Ja, als Versuch der Einordnung. Mir ist klar, dass zur menschlichen Reife auch ein Einverständnis mit der eigenen Lebenssituation, mit dem vergangenen Leben und mit allen nichtgelebten Möglichkeiten gehört. Ein Ja sagen zu sich. Das Schreiben hilft mir beim genauen Betrachten, beim Weglassen, beim Verabschieden. Das ist eine Hilfe vor dem Überschwemmtwerden und vor der Traurigkeit. Es ist eine Ehrfurcht und eine Bewunderung der Ordnung Gottes.
„Der Grossteil meines Lebens ist vorbei. Und es geht immer schneller. Wie in den Trichter eines Ameisenbären rutsche ich, der Sand gibt nach.“ Klingt da Schmerz mit?
Manchmal Schmerz, aber nicht die Angst vor dem eigenen Lebensende, sondern die Angst vor dem Tod geliebter Menschen. „Noch leben alle, die wir leben“, endet eines der wunderbaren Gedichte von Friederike Mayröcker.
Aus dem ganzen Buch strahlt und spricht ein grosser Hunger. Nicht so sehr der Hunger nach Antworten, als jener nach Klarheit, nach Kontur, nach Bildern. Sie sind im vergangenen Jahr 80 geworden. Satt scheinen Sie noch lange nicht zu sein?

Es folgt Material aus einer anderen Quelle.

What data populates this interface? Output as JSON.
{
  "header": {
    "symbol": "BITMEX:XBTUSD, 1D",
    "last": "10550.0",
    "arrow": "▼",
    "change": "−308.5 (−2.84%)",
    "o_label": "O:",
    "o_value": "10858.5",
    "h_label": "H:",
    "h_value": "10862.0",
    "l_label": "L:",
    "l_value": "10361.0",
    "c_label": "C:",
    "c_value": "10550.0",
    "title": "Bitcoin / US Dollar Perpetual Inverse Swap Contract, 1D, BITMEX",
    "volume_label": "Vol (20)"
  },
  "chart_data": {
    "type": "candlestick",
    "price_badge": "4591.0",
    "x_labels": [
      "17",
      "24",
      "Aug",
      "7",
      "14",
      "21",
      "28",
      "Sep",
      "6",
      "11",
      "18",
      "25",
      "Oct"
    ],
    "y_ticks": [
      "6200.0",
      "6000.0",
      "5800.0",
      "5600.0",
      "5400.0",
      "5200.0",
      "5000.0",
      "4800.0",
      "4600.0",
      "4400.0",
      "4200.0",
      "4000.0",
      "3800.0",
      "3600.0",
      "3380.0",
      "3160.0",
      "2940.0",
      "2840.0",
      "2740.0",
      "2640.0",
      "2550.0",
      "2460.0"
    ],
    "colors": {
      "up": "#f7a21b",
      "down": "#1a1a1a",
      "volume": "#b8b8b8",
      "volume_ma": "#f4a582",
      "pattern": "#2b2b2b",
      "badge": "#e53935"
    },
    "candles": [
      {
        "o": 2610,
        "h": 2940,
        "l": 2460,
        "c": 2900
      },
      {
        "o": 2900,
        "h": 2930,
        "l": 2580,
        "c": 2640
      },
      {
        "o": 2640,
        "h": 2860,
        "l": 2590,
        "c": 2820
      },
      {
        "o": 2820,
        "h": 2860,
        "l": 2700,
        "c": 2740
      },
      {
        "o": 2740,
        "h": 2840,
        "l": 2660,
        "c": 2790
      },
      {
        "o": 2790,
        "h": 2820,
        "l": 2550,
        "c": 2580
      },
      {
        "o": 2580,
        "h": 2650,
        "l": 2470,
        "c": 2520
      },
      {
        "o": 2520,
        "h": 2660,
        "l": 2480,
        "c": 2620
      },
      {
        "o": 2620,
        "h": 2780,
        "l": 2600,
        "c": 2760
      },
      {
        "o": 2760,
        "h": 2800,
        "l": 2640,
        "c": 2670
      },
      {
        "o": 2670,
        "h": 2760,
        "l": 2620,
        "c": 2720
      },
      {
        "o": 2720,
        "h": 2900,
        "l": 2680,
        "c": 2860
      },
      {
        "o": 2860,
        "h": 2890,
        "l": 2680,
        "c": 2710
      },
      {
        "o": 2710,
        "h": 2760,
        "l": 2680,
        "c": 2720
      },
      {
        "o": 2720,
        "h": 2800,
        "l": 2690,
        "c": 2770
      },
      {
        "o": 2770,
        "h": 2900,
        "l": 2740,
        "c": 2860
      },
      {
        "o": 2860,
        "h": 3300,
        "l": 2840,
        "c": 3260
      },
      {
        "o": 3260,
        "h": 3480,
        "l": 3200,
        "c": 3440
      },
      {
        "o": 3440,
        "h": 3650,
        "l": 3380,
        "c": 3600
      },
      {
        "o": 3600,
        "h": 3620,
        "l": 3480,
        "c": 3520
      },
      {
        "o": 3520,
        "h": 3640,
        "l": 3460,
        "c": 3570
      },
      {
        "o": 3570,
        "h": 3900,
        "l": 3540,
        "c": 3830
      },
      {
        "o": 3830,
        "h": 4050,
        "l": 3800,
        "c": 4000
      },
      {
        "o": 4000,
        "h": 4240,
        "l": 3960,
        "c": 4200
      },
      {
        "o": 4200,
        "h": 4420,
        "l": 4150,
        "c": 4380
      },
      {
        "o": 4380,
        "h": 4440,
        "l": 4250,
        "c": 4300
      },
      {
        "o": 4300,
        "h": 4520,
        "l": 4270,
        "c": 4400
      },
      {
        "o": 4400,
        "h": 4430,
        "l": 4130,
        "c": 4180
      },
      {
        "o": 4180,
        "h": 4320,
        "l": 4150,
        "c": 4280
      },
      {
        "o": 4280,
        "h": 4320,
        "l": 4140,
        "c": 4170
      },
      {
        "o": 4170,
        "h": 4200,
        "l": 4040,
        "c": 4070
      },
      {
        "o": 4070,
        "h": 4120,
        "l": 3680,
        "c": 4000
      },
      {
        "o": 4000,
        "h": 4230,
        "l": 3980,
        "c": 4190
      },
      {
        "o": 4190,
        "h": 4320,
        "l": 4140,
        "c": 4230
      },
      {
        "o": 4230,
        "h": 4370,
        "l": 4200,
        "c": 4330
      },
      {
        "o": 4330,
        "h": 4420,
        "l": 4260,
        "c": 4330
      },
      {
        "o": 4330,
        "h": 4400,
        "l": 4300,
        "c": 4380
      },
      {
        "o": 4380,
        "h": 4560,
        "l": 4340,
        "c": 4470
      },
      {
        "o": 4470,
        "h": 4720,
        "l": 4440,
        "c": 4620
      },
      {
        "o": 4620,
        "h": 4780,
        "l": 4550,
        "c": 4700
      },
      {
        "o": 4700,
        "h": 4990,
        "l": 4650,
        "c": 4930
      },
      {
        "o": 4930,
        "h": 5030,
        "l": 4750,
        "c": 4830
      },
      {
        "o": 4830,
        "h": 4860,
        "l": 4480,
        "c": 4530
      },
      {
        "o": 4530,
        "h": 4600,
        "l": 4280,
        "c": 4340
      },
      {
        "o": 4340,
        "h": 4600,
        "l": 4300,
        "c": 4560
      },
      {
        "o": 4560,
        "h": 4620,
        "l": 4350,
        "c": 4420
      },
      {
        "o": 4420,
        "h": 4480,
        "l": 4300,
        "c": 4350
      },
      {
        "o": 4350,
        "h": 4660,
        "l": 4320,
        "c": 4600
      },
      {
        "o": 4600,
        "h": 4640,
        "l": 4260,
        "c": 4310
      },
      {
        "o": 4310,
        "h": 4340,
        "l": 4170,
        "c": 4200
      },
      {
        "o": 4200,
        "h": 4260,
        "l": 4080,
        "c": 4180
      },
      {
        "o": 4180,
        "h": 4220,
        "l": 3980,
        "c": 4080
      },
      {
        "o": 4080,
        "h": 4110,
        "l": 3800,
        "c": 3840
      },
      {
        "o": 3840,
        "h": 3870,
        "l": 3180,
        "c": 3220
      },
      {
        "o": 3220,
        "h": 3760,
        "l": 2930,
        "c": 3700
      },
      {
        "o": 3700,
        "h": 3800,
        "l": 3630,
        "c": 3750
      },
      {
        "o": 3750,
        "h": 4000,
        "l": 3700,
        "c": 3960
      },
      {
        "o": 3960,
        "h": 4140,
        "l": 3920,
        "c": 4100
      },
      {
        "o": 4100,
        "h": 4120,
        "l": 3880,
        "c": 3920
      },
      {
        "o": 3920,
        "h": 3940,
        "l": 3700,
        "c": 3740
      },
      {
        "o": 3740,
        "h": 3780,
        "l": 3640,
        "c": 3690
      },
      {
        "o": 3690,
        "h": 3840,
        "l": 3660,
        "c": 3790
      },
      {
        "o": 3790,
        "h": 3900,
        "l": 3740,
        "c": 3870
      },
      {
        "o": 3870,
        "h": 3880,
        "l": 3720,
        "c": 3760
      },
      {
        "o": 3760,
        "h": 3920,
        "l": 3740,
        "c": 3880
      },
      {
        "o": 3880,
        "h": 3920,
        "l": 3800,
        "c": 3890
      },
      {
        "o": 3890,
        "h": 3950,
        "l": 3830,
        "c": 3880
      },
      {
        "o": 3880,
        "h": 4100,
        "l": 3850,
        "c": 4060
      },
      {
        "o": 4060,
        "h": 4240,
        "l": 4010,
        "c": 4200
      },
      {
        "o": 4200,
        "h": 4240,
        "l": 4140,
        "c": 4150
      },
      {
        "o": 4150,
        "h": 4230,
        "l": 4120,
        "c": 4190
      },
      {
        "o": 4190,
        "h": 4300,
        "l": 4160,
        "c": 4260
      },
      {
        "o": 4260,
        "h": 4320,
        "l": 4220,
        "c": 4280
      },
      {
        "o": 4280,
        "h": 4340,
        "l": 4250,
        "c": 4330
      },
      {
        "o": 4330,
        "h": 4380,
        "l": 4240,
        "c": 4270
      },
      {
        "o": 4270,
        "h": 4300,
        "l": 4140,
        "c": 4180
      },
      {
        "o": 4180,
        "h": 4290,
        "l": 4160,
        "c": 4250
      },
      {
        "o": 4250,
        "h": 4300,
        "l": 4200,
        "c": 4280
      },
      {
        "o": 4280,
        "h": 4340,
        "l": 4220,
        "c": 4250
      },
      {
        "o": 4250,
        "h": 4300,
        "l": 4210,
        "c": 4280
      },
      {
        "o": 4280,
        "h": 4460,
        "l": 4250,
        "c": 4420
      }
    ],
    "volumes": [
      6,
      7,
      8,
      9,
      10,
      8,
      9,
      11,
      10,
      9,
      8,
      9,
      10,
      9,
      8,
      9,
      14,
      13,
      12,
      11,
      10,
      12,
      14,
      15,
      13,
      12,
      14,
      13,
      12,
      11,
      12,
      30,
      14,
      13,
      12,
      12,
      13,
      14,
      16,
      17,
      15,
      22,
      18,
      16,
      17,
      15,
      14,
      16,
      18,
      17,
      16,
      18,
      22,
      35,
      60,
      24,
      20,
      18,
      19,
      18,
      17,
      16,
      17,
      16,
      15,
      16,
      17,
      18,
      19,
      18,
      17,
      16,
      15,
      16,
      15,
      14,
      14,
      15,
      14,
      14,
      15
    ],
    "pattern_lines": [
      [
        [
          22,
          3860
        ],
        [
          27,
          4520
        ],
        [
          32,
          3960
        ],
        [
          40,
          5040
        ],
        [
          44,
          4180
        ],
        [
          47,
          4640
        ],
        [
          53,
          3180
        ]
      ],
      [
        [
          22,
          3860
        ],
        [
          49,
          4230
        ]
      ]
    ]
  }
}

Ich bin überwach und sehr intensiv. Meine Fantasie ermöglicht mir alles. Das muss in Wirklichkeit gar nicht geschehen. Es ist alles Farbe und Wärme um mich.
Das Bild auf dem Cover zu Ihrem Buch ist von einem ganz jungen polnischen Künstler. Igor Moritz. Das Bild passt perfekt zum Inhalt, zeigt jenen Moment vor dem Aufstehen, wo sich Gedanken- und Traumbilder mit dem Augenblick mischen. Gibt es diesen magischen Moment? Und lässt er sich im Alter besser auskosten?
Ich lebe meist in diesem Zustand. Menschen, die uns besuchen, wollen immer wieder kommen. Es hat mit dem Alter, glaube ich, nichts zu tun. Es hat bei mir damit zu tun, dass ich wohl kaum Filter habe, mich nur durch Totalrückzug schützen kann. Denn sobald ein Mensch in unserem Haus auftaucht, interessiere ich mich für sein Leben, sei es die Notärztin von nebenan, die mir von den glücklich Verstorbenen erzählt, die eine Operation ablehnten, oder der Bauer von gegenüber, bei dessen trächtiger Stute gerade ein Hirntumor festgestellt wurde und der vom Tierarzt gerade erfuhr, dass dieses Tier bei der Geburt seines Fohlens ganz sicher sterben wird.
Helga Schubert, geboren 1940 in Berlin, studierte an der Humboldt-Universität Psychologie. Sie arbeitete als Psychotherapeutin und freie Schriftstellerin in der DDR und bereitete als Pressesprecherin des Zentralen Runden Tisches die ersten freien Wahlen mit vor. Nach zahlreichen Buchveröffentlichungen zog sie sich aus der literarischen Öffentlichkeit zurück, bis sie 2020 mit der Geschichte ›Vom Aufstehen‹ den Ingeborg-Bachmann-Preis gewann.